"One of the takeaways from this is just going to be that there is very little, in terms of differentiation, that you can still do on hardware in this space. The smartphone space is starting to be a lot like the laptop space in terms of the degree of differences in the hardware get less and less and really the differentiation is in software," McCourt said.
Many in the investment community scrutinized Apple for the iPhone 5 not being very different from the iPhone 4 in regards to its form factor. But Samsung's new smartphone is likely to awaken people to the fact that there is just not much more smartphone makers can do when it comes to changing the hardware of smartphones.
(Read More: Apple vs. Samsung—Size Matters: Blodget)
"I think people are going to start to realize that it's not just Apple," McCourt said. "I don't expect a lot of new bells and whistles to the Galaxy S4 relative to the Galaxy SIII. It will have a better processor, a better screen a better camera.. You know, in terms of getting things thinner and lighter, there's a limit to what you can do, and I think we are kind of there."
The next big leap in smartphone hardware will probably be bendable screens, but it won't be debuting until at least 2014, he said.

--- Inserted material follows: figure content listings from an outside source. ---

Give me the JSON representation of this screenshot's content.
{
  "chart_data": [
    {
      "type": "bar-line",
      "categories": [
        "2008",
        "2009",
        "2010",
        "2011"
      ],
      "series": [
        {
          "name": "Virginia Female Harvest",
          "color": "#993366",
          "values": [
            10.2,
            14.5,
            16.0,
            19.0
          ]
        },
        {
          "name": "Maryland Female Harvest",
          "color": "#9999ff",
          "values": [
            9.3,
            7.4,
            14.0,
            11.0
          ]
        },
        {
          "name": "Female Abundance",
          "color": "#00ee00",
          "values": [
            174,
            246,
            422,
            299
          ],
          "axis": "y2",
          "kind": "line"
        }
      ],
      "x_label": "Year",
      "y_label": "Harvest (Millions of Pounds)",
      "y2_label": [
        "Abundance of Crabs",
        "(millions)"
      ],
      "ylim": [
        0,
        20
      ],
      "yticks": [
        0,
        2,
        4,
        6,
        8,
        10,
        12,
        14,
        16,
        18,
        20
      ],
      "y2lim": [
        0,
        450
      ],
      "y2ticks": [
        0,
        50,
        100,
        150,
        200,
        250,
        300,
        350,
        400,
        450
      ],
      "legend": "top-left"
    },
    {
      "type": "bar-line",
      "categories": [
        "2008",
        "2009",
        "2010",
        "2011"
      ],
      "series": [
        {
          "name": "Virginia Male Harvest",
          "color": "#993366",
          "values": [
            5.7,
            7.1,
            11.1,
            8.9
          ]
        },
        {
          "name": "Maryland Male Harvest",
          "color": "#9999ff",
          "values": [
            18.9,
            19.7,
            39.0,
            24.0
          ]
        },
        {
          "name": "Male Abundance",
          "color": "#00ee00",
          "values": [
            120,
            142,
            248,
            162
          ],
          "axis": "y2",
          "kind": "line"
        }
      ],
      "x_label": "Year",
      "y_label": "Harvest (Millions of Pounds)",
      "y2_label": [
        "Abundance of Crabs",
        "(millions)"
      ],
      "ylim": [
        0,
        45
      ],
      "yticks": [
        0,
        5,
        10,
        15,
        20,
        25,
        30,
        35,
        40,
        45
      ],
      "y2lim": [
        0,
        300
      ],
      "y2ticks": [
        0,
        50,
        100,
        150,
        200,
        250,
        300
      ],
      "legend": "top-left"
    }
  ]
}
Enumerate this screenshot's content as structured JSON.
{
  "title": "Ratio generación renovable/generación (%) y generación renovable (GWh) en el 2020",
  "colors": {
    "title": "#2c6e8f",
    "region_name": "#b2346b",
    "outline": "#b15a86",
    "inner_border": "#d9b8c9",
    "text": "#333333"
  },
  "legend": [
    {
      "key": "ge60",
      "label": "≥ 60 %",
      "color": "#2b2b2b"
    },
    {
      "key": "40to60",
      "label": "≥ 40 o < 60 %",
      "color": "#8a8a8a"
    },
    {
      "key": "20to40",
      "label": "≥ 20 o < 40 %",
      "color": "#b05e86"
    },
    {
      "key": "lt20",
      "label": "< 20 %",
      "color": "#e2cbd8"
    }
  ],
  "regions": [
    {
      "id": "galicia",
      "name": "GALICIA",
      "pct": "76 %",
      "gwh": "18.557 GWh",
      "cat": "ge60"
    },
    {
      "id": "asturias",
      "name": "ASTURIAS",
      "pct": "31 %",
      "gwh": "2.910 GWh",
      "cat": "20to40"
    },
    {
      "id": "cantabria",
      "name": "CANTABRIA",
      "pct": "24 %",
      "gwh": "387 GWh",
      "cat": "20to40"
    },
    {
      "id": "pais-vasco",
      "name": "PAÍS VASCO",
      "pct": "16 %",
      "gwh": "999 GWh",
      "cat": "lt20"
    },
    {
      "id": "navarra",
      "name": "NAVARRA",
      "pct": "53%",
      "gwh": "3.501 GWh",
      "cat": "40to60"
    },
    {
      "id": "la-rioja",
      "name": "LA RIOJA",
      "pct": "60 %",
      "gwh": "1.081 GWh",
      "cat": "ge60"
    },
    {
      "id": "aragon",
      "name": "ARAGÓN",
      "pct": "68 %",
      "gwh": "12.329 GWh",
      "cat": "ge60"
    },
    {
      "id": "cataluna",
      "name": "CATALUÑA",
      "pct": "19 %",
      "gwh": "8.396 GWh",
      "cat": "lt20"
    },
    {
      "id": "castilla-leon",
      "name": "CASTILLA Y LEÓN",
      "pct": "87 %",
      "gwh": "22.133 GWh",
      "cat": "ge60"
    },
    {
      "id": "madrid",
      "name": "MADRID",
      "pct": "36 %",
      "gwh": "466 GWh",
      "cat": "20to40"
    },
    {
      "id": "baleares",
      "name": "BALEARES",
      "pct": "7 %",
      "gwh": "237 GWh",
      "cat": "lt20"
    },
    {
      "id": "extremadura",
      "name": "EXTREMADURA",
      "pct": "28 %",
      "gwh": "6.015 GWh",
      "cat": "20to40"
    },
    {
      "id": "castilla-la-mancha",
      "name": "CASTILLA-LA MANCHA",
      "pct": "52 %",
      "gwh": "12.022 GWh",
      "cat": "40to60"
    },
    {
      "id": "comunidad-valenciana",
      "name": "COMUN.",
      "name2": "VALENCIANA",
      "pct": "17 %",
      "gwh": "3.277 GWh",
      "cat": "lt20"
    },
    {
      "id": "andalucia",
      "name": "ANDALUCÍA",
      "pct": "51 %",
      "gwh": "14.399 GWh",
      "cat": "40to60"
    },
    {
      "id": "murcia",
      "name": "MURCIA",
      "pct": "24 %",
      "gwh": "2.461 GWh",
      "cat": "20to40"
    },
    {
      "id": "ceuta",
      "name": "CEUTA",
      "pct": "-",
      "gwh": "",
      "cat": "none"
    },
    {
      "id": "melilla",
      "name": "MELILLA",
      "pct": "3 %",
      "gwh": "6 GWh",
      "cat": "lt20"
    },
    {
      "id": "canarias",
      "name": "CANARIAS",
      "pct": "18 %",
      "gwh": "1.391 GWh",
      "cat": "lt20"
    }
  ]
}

It remains unclear how companies will incorporate bendable screens into smartphones and if it will appeal to consumers.
With the smartphone hardware being pushed to the limits, McCourt said that ultimately software will become the most important factor for consumers to consider when choosing a phone.
"This is the logical conclusion to the form factor that started in 2007. It's going to start to come down to well, do you want the iOS operating system or do you want the Android operating system," he said."I don't think there's going to be tremendous differentiation in hardware from this point forward."